Meetings and taps on the shoulder are the obvious interruptions. The sneaky ones are the micro-switches you inflict on yourself, and for engineers a lot of them are status checks. Refreshing a pipeline to see whether CI went green. Flipping to GitLab to check if your merge request got reviewed yet. Digging back through Slack scrollback for the MR link someone pasted this morning. Each one feels free, a few seconds of attention. The cost is not the glance; it is that the glance pulls you out, and the reload afterward is the same 10 to 15 minutes whether the interruption was a meeting or your own tab.

Polling a system for a status that has not changed yet is the purest form of this. You check, nothing has happened, you switch back, and you have paid the reload tax for zero information. Any status you have to go and pull is a switch waiting to happen; a status that gets pushed to you when it changes is not.

Where we sit in this: we build PRFlow, which posts each GitLab merge request to Slack as one message that updates in place with CI/CD status and review comments. The point, for this topic, is that it removes one category of self-inflicted switch: you stop refreshing GitLab to see whether the pipeline passed or the review landed, because the message changes when the state does. It will not fix your meeting calendar. It does take a common polling habit off the table. If your team lives in pasted links, the sharing merge requests workflow is the closest fit.

How to cut the cost of context switching

None of these are exotic. They are the boring levers that actually move the number.
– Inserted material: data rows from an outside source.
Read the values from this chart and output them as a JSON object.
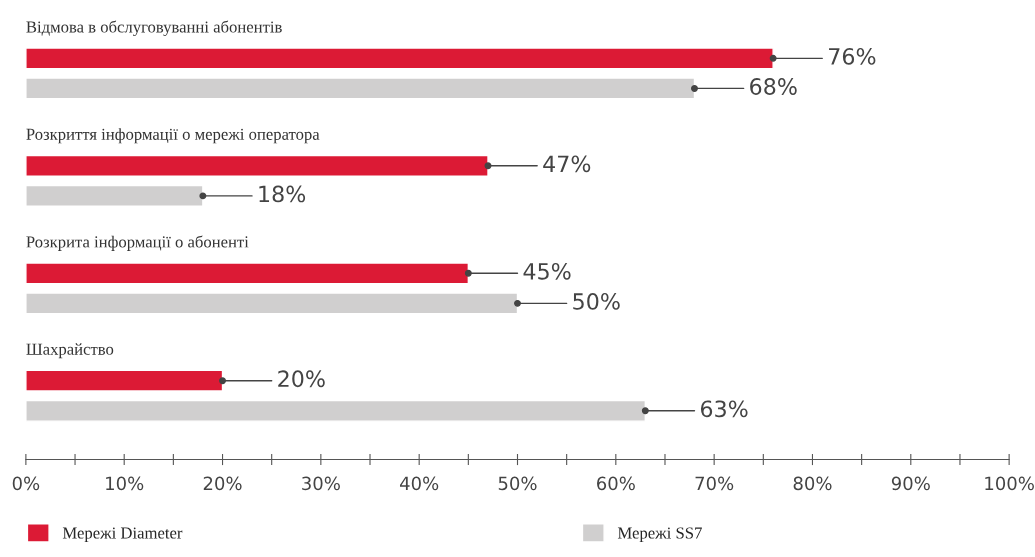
{
  "chart_data": {
    "type": "bar",
    "orientation": "horizontal",
    "categories": [
      "Відмова в обслуговуванні абонентів",
      "Розкриття інформації о мережі оператора",
      "Розкрита інформації о абоненті",
      "Шахрайство"
    ],
    "series": [
      {
        "name": "Мережі Diameter",
        "color": "#dc1a35",
        "values": [
          76,
          47,
          45,
          20
        ],
        "value_labels": [
          "76%",
          "47%",
          "45%",
          "20%"
        ]
      },
      {
        "name": "Мережі SS7",
        "color": "#d0cfcf",
        "values": [
          68,
          18,
          50,
          63
        ],
        "value_labels": [
          "68%",
          "18%",
          "50%",
          "63%"
        ]
      }
    ],
    "xlim": [
      0,
      100
    ],
    "xticks": [
      {
        "value": 0,
        "label": "0%"
      },
      {
        "value": 5,
        "label": null
      },
      {
        "value": 10,
        "label": "10%"
      },
      {
        "value": 15,
        "label": null
      },
      {
        "value": 20,
        "label": "20%"
      },
      {
        "value": 25,
        "label": null
      },
      {
        "value": 30,
        "label": "30%"
      },
      {
        "value": 35,
        "label": null
      },
      {
        "value": 40,
        "label": "40%"
      },
      {
        "value": 45,
        "label": null
      },
      {
        "value": 50,
        "label": "50%"
      },
      {
        "value": 55,
        "label": null
      },
      {
        "value": 60,
        "label": "60%"
      },
      {
        "value": 65,
        "label": null
      },
      {
        "value": 70,
        "label": "70%"
      },
      {
        "value": 75,
        "label": null
      },
      {
        "value": 80,
        "label": "80%"
      },
      {
        "value": 85,
        "label": null
      },
      {
        "value": 90,
        "label": "90%"
      },
      {
        "value": 95,
        "label": null
      },
      {
        "value": 100,
        "label": "100%"
      }
    ],
    "grid": false,
    "legend": "bottom"
  }
}
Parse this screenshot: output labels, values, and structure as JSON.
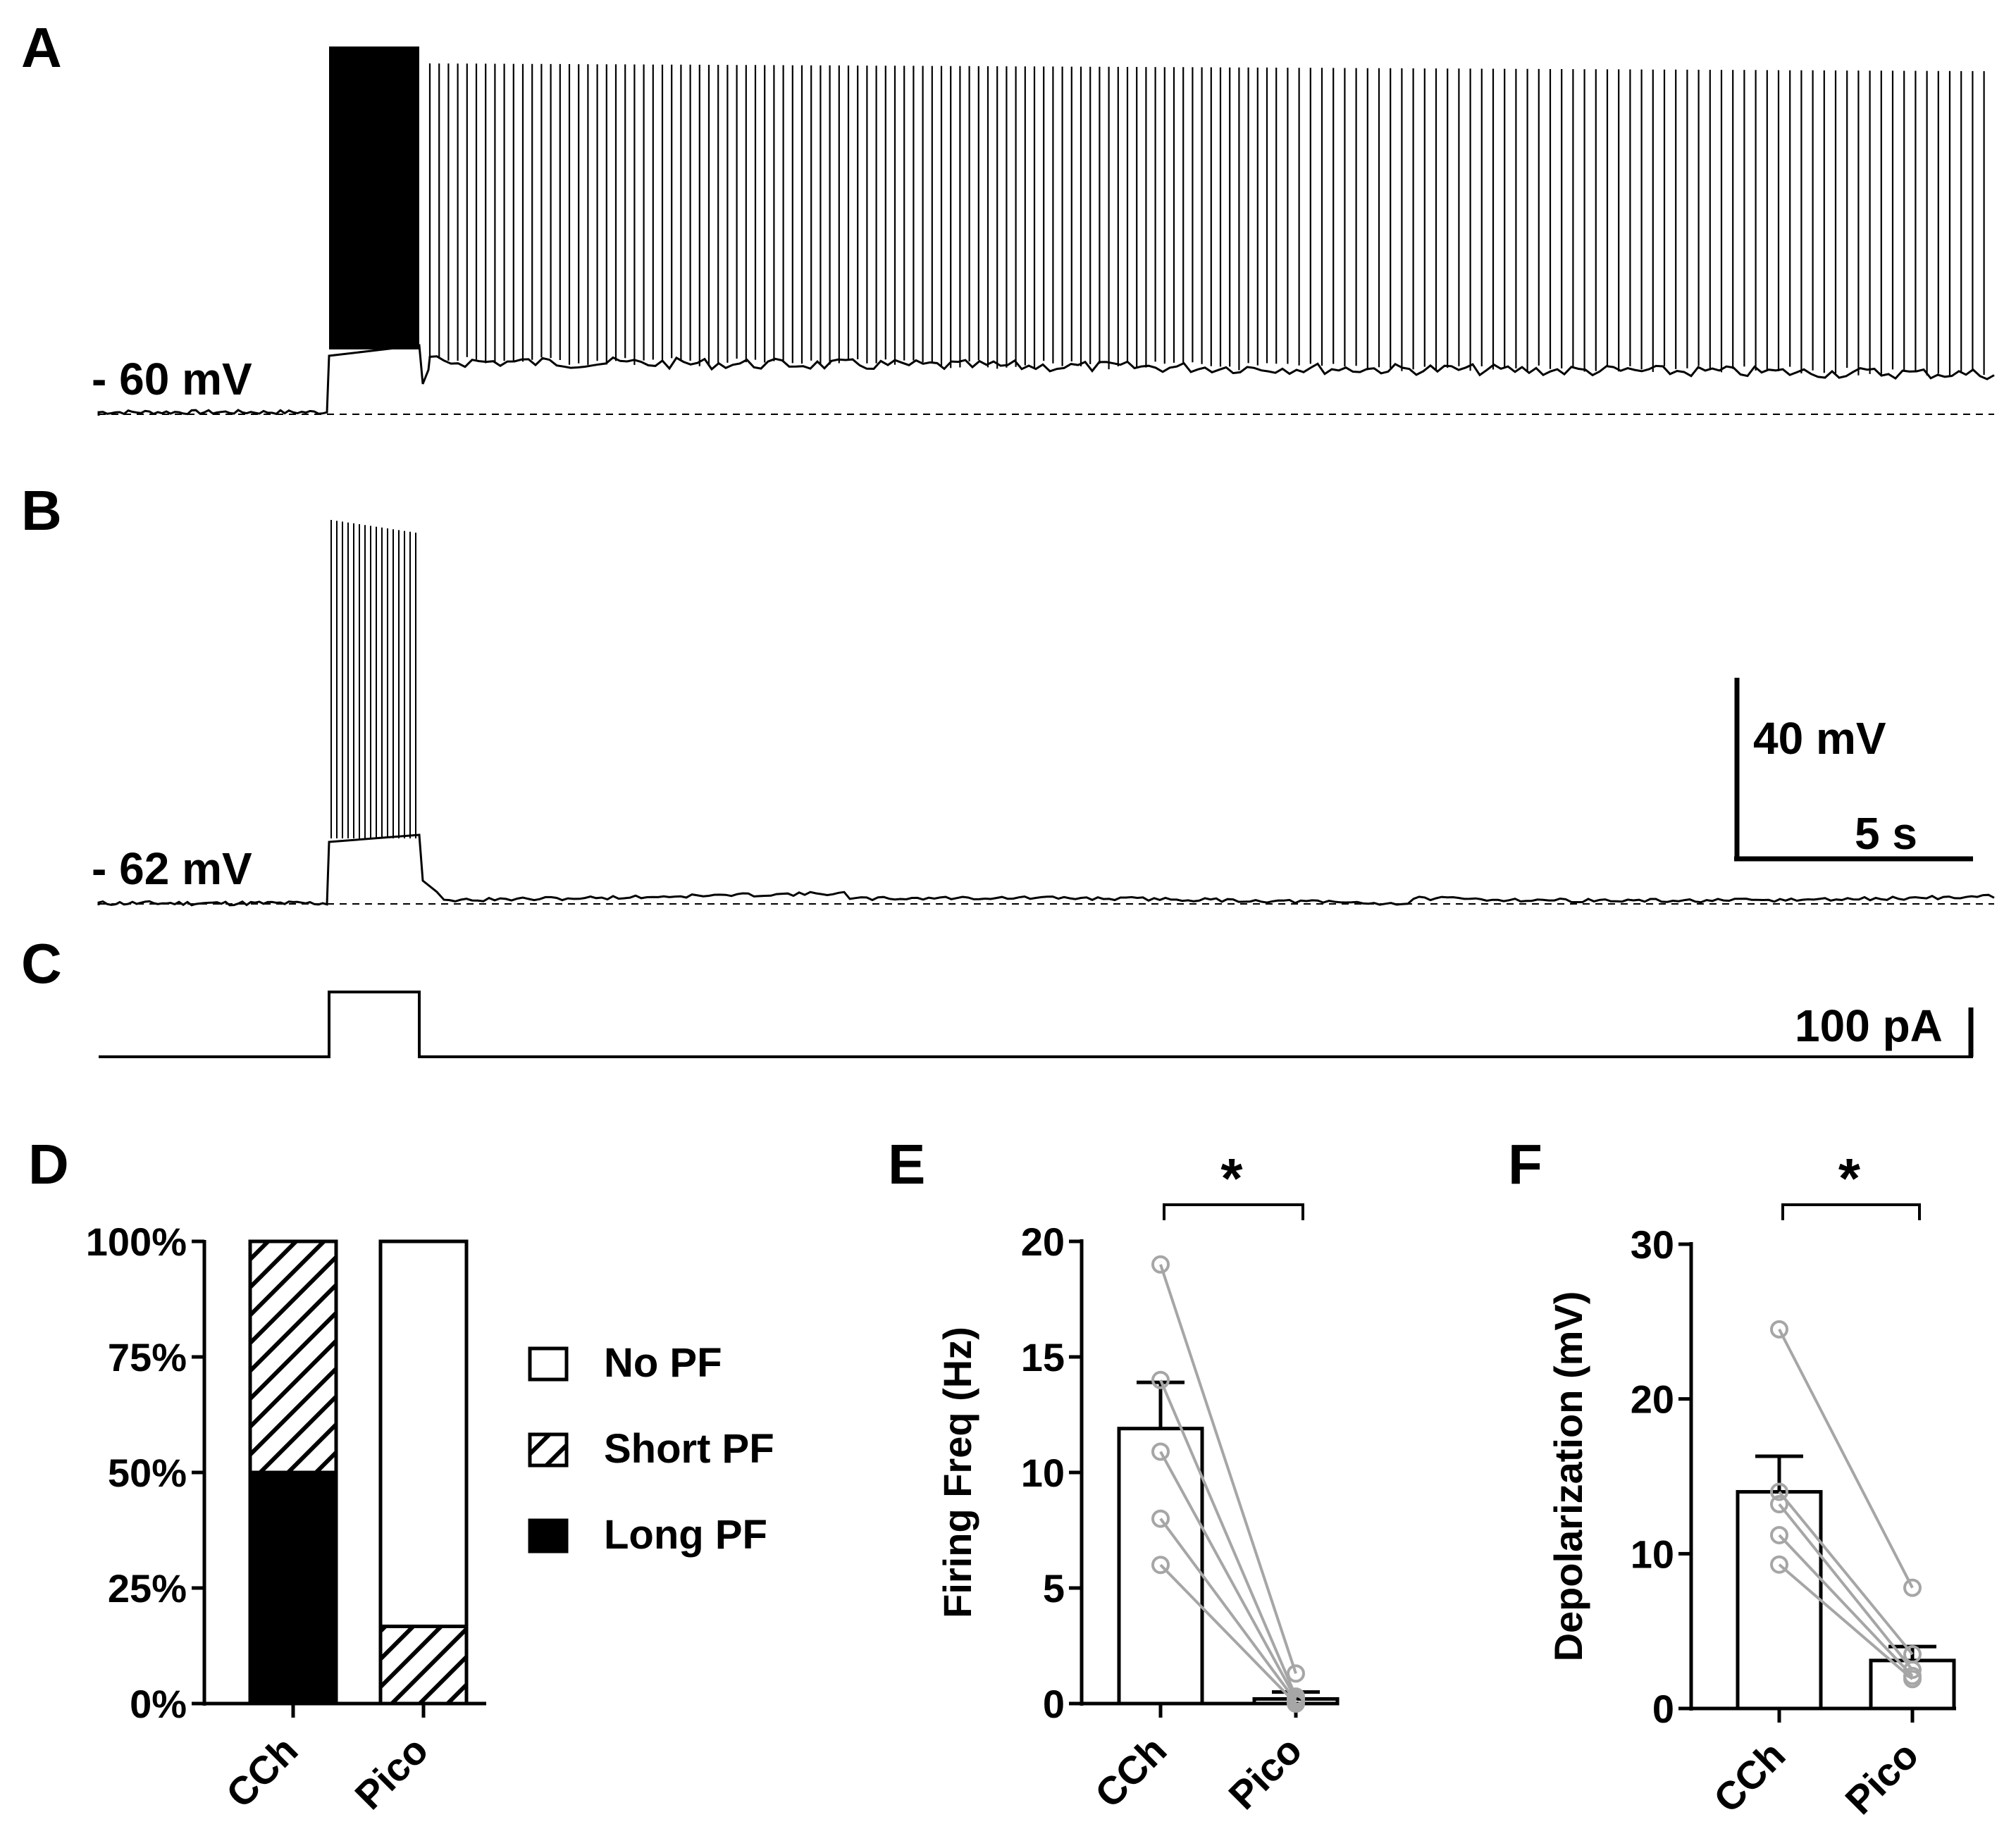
{
  "panels": {
    "A": {
      "letter": "A",
      "baseline_label": "- 60 mV"
    },
    "B": {
      "letter": "B",
      "baseline_label": "- 62 mV"
    },
    "C": {
      "letter": "C"
    },
    "D": {
      "letter": "D"
    },
    "E": {
      "letter": "E"
    },
    "F": {
      "letter": "F"
    }
  },
  "scale_bars": {
    "voltage": "40 mV",
    "time": "5 s",
    "current": "100 pA"
  },
  "chart_data": [
    {
      "panel": "D",
      "type": "bar",
      "stacked": true,
      "categories": [
        "CCh",
        "Pico"
      ],
      "series": [
        {
          "name": "Long PF",
          "values": [
            50,
            0
          ],
          "pattern": "solid-black"
        },
        {
          "name": "Short PF",
          "values": [
            50,
            16.7
          ],
          "pattern": "diagonal-hatch"
        },
        {
          "name": "No PF",
          "values": [
            0,
            83.3
          ],
          "pattern": "white"
        }
      ],
      "yticks": [
        "0%",
        "25%",
        "50%",
        "75%",
        "100%"
      ],
      "ylim": [
        0,
        100
      ],
      "legend_placement": "right"
    },
    {
      "panel": "E",
      "type": "bar",
      "categories": [
        "CCh",
        "Pico"
      ],
      "means": [
        11.9,
        0.2
      ],
      "sem": [
        2.0,
        0.3
      ],
      "paired_points": [
        [
          19.0,
          1.3
        ],
        [
          14.0,
          0.3
        ],
        [
          10.9,
          0.2
        ],
        [
          8.0,
          0.1
        ],
        [
          6.0,
          0.0
        ]
      ],
      "ylabel": "Firing Freq (Hz)",
      "yticks": [
        "0",
        "5",
        "10",
        "15",
        "20"
      ],
      "ylim": [
        0,
        20
      ],
      "significance": "*"
    },
    {
      "panel": "F",
      "type": "bar",
      "categories": [
        "CCh",
        "Pico"
      ],
      "means": [
        14.0,
        3.1
      ],
      "sem": [
        2.3,
        0.9
      ],
      "paired_points": [
        [
          24.5,
          7.8
        ],
        [
          14.0,
          3.5
        ],
        [
          13.2,
          2.5
        ],
        [
          11.2,
          2.1
        ],
        [
          9.3,
          1.9
        ]
      ],
      "ylabel": "Depolarization (mV)",
      "yticks": [
        "0",
        "10",
        "20",
        "30"
      ],
      "ylim": [
        0,
        30
      ],
      "significance": "*"
    }
  ]
}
  • Protect real focus blocks. A two-hour uninterrupted stretch is roughly what a developer gets in a good day, per Parnin, so treat it as scarce. No-meeting mornings and a culture where a closed door or a status dot is respected buy back the one thing the research says matters most.
  • Batch interruptions instead of scattering them. Async by default, questions collected and answered at set times, and a norm that most things can wait an hour. Five questions at 2pm cost one reload; five questions across the afternoon cost five.
  • Stop making people poll for status. If engineers are refreshing pipelines or checking whether an MR moved, that is a switch you can design away by pushing the status to them when it changes.
  • Keep reviews small and fast. A review that sits for two days has to be reloaded by a reviewer who has forgotten it and an author who has moved on. Smaller changes and quicker turnaround shrink how much context has to be rebuilt on both sides.
  • Make the queue visible so nobody hunts. When the work waiting on someone is obvious, they are not switching in and out of a tool to go looking for it. A visible queue is also how review stops becoming the bottleneck on everything the team ships.

Bottom line

The cost of context switching is real, it is measured in tens of minutes per interruption, and almost none of it shows up on a dashboard. You cannot delete interruptions, but you can stop manufacturing them: guard the deep-work blocks, batch the questions, and remove the status checks people do by hand. Start by counting how often your engineers flip to GitLab just to see whether something changed. That number is usually higher than anyone expects, and it is the easiest one to bring down.